Avec 208 ch et 214 lb-pi, elle est plutôt vive au démarrage. La poussée s’essouffle rapidement vers les 100 km/h, mais elle n’est pas si lente que ça au-delà. Le poids, ou plutôt son absence relative, aide vraiment, non seulement pour l’accélération, mais aussi pour le freinage et le confort de conduite. Avec un peu plus de 1 500 kg, l’ID Cross est pratiquement un poids welter parmi les véhicules électriques – et ça se ressent.
Les freins sont très agréables. VW utilise un système sophistiqué qui analyse la pression exercée sur la pédale de frein et décide s’il faut recourir au freinage régénératif ou aux disques. Il peut générer 2,2 g grâce à la seule régénération, ce qui, aidé par la traction avant (on ne veut pas 2,2 g de décélération via les roues arrière dans un virage, par exemple), signifie qu’on peut pratiquement se contenter d’une seule pédale.
Il existe plusieurs modes de conduite, mais ils ne font pas une grande différence, si ce n’est qu’ils accentuent ou atténuent la réactivité de l’accélérateur et modifient le réglage de la climatisation

On retrouve une configuration familière avec un caractère dynamique familier : l’ID Cross donne l’impression d’être une berline à hayon à traction avant.
Malgré une répartition du poids de 55 % à l’avant et 45 % à l’arrière, elle réagit à vos sollicitations comme si elle était lourde à l’avant – mais elle le fait d’une manière rassurante.
On a l’impression que tout se passe à l’avant et que les roues arrière ne sont là que pour éviter de salir votre allée.
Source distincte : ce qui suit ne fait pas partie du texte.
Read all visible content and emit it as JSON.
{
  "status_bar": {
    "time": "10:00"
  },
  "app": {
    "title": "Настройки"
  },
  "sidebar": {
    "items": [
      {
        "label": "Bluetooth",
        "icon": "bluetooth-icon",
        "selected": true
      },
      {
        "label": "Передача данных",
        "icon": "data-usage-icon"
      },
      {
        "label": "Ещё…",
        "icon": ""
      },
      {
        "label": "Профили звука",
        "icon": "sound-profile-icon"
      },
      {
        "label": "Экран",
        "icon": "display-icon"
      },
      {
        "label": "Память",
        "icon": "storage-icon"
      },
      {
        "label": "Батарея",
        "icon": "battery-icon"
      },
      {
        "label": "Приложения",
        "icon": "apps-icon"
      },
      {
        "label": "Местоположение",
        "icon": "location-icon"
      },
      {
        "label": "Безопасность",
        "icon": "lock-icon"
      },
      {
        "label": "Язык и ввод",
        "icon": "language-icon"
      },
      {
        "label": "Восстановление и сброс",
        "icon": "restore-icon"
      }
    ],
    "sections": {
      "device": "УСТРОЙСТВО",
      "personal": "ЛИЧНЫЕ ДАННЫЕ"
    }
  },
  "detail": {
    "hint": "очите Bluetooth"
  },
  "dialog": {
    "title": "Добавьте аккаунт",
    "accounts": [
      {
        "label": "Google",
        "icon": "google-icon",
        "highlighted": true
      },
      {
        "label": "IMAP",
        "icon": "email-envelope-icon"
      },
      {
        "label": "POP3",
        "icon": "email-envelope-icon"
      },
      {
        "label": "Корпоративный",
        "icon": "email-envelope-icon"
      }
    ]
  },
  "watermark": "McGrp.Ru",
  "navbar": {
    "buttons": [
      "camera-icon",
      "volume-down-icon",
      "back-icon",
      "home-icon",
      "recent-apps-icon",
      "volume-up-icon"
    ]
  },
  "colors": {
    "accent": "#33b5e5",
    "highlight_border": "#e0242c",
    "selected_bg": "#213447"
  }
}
Le roulis est assez prononcé, ce qui fait qu’elle ne semble pas aussi campée sur ses roues qu’une hot hatch, mais elle n’est pas non plus instable.

L’efficacité semble prometteuse. Lors d’un trajet matinal mixte, l’ordinateur de bord affichait environ 4,5 mpkWh – un chiffre compétitif qui, selon les ingénieurs de VW, surpasserait celui d’une ID 3.
Elle est équipée d’une batterie NMC de 52 kWh avec une charge en courant continu pouvant atteindre 105 kW. L’autonomie prévue selon le WLTP est de 271 miles et elle se recharge de 10 à 80 % en 24 minutes sur un chargeur rapide.

Essai du prototype Volkswagen ID Cross
À l’avenir, il y aura le système Dynamic Chassis Control de VW, capable d’ajuster en continu les amortisseurs, ainsi qu’un modèle équipé d’un différentiel à glissement limité emprunté à la Cupra Raval VZ et peut-être même une variante à quatre roues motrices. Cela ressemble peut-être à ajouter de la complexité pour le simple plaisir de la complexité, alors que Volkswagen a clairement travaillé très dur pour créer quelque chose de relativement simple et vraiment très bon.
Les plus observateurs d’entre vous remarqueront peut-être qu’il s’agit d’une voiture camouflée – mais c’est à peu près ce que le client recevra, à l’exception de quelques finitions à l’intérieur. Et je pense que si j’étais client, je serais plutôt satisfait.